Moccasin Envenomation Treatment & Management
- Author: Sean P Bush, MD, FACEP; Chief Editor: Rick Kulkarni, MD more...
Prehospital Care
Do nothing to injure the patient or impede travel to the ED.
Support the airway, breathing, and circulation per advanced cardiac life support (ACLS) protocol with oxygen, monitors, large-bore intravenous lines, and fluid challenge. Minimize activity (if possible), remove jewelry or tight-fitting clothes in anticipation of swelling, and transport the patient to the ED as quickly and as safely as possible. Every 15 minutes, use a pen to mark and time the border of advancing edema.
In recent studies, no benefit was demonstrated when a negative pressure venom extraction device (eg, The Extractor from Sawyer Products) was evaluated; additional injury can result.[8, 9] Incision across fang marks is not recommended. Mouth suction is contraindicated.
Lymphatic constriction bands and pressure immobilization techniques may inhibit the spread of venom, but whether they improve outcome is not clear. These techniques may actually be deleterious for pit viper envenomation if they increase local necrosis or compartment pressure. Tourniquets are not recommended.
Maintain the limb in a neutral position.
First aid that lacks therapeutic value or is potentially more harmful than the snakebite includes electric shock, alcohol, stimulants, aspirin, ice application, and various folk and herbal remedies.[10, 11]
Cost and risk of acute adverse reactions generally preclude field use of antivenom.[10]
Attempts to capture or kill the snake are not recommended because of the risk of additional injury.

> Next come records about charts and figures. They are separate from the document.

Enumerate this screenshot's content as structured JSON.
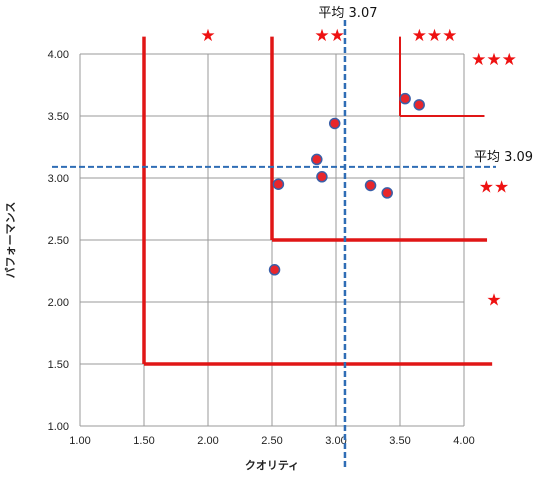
{
  "chart_data": {
    "type": "scatter",
    "xlabel": "クオリティ",
    "ylabel": "パフォーマンス",
    "xlim": [
      1.0,
      4.0
    ],
    "ylim": [
      1.0,
      4.0
    ],
    "x_ticks": [
      "1.00",
      "1.50",
      "2.00",
      "2.50",
      "3.00",
      "3.50",
      "4.00"
    ],
    "y_ticks": [
      "1.00",
      "1.50",
      "2.00",
      "2.50",
      "3.00",
      "3.50",
      "4.00"
    ],
    "grid": true,
    "points": [
      {
        "x": 2.52,
        "y": 2.26
      },
      {
        "x": 2.55,
        "y": 2.95
      },
      {
        "x": 2.85,
        "y": 3.15
      },
      {
        "x": 2.89,
        "y": 3.01
      },
      {
        "x": 2.99,
        "y": 3.44
      },
      {
        "x": 3.27,
        "y": 2.94
      },
      {
        "x": 3.4,
        "y": 2.88
      },
      {
        "x": 3.54,
        "y": 3.64
      },
      {
        "x": 3.65,
        "y": 3.59
      }
    ],
    "point_color": "#e8262b",
    "point_edge_color": "#3a5fa8",
    "averages": {
      "x": {
        "value": 3.07,
        "label": "平均 3.07"
      },
      "y": {
        "value": 3.09,
        "label": "平均 3.09"
      }
    },
    "average_line_color": "#2f6db5",
    "zones": [
      {
        "x_start": 1.5,
        "y_start": 1.5,
        "x_end": 4.22,
        "y_end": 4.14,
        "rating": "★"
      },
      {
        "x_start": 2.5,
        "y_start": 2.5,
        "x_end": 4.18,
        "y_end": 4.14,
        "rating": "★★"
      },
      {
        "x_start": 3.5,
        "y_start": 3.5,
        "x_end": 4.16,
        "y_end": 4.14,
        "rating": "★★★"
      }
    ],
    "zone_line_color": "#e01616",
    "zone_labels_top": [
      {
        "text": "★",
        "x": 2.0
      },
      {
        "text": "★★",
        "x": 2.95
      },
      {
        "text": "★★★",
        "x": 3.77
      }
    ],
    "zone_labels_right": [
      {
        "text": "★★★",
        "y": 3.96
      },
      {
        "text": "★★",
        "y": 2.93
      },
      {
        "text": "★",
        "y": 2.02
      }
    ]
  }
}
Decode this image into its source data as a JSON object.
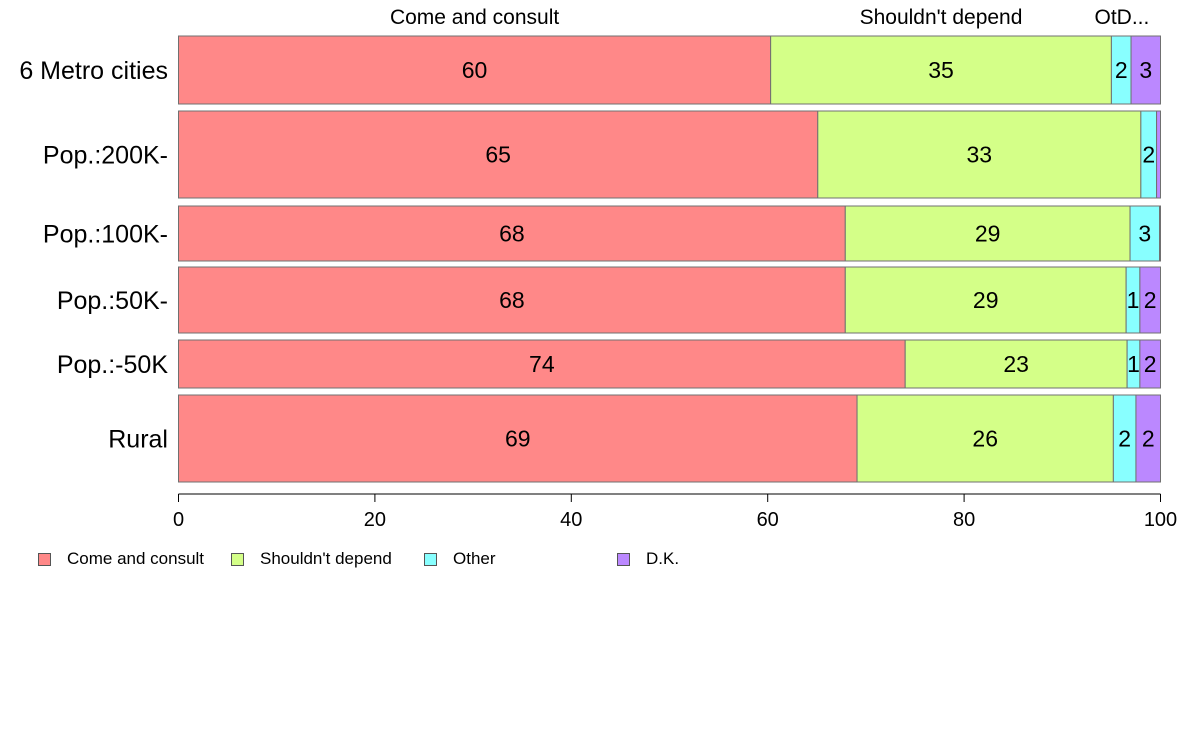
{
  "chart_data": {
    "type": "bar",
    "orientation": "horizontal",
    "stacked": true,
    "categories": [
      "6 Metro cities",
      "Pop.:200K-",
      "Pop.:100K-",
      "Pop.:50K-",
      "Pop.:-50K",
      "Rural"
    ],
    "series": [
      {
        "name": "Come and consult",
        "color": "#FF8888",
        "values": [
          60.3,
          65.1,
          67.9,
          67.9,
          74.0,
          69.1
        ],
        "labels": [
          "60",
          "65",
          "68",
          "68",
          "74",
          "69"
        ]
      },
      {
        "name": "Shouldn't depend",
        "color": "#D4FF88",
        "values": [
          34.7,
          32.9,
          29.0,
          28.6,
          22.6,
          26.1
        ],
        "labels": [
          "35",
          "33",
          "29",
          "29",
          "23",
          "26"
        ]
      },
      {
        "name": "Other",
        "color": "#88FFFF",
        "values": [
          2.0,
          1.6,
          3.0,
          1.4,
          1.3,
          2.3
        ],
        "labels": [
          "2",
          "2",
          "3",
          "1",
          "1",
          "2"
        ]
      },
      {
        "name": "D.K.",
        "color": "#BB88FF",
        "values": [
          3.0,
          0.4,
          0.1,
          2.1,
          2.1,
          2.5
        ],
        "labels": [
          "3",
          "",
          "",
          "2",
          "2",
          "2"
        ]
      }
    ],
    "top_labels": [
      "Come and consult",
      "Shouldn't depend",
      "OtD..."
    ],
    "xlim": [
      0,
      100
    ],
    "xticks": [
      "0",
      "20",
      "40",
      "60",
      "80",
      "100"
    ],
    "grid": false,
    "legend_position": "bottom-left"
  }
}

In the United States, all pit viper (rattlesnake, pygmy rattlesnake, and moccasin) envenomations are treated similarly, based on the severity of presenting signs and symptoms. Therefore, if the patient shows signs of envenomation (eg, pain, swelling), then species identification is not necessary. The exception to this rule is Mohave rattlesnakes, whose neurotoxic venom requires special consideration. However, because there is little overlap between the natural range of Mohave rattlesnakes and that of the moccasins (except for the Trans-Pecos region of Texas), this is rarely a clinical dilemma.[12, 13]
If the venomousness of a particular snake is uncertain, consider taking photographs of the snake from a safe distance of at least 6 feet away using a digital or Polaroid camera.
Emergency Department Care
Adequate hydration with intravenous fluids is indicated. Patients with hypotension should be resuscitated first with 2 isotonic sodium chloride solution challenges (eg, 20 mL/kg). Treat persistent shock with colloids, followed by pressors as indicated.
Managing envenomations is a dynamic process; administer additional antivenom as indicated by a worsening clinical course. When considering the use of antivenom, the risk of allergy to antivenom must be weighed against the benefits of reducing venom toxicity. See the algorithm[14] below.
Crotaline treatment algorithm. Consultations
In the United States, the nationwide Poison Help! number, 1-800-222-1222 will connect the caller the nearest poison control center. Certified poison centers have trained personnel to assist physicians in the management of poisonings, including snake bites, with 24-hour access to medical toxicologists for specific questions.
In addition, medical toxicologists are available to provide bedside patient care at some medical centers. Medical toxicologists have specific training and expertise in snakebite management.
The manufacturer of Crotaline Fab antivenom provides a technical assistance hotline at 1-877-SERPDRUG (877-377-3784).
Consider consulting a surgeon (eg, general, orthopedic, hand) if compartment syndrome is suspected or, in the subacute phase of illness, if debridement of clearly necrotic tissue is required.
Occupational therapy, physical therapy, physiatry (rehabilitative medicine), and/or pain management consultation may be helpful to assist patients with persistent pain, swelling, or other limitations.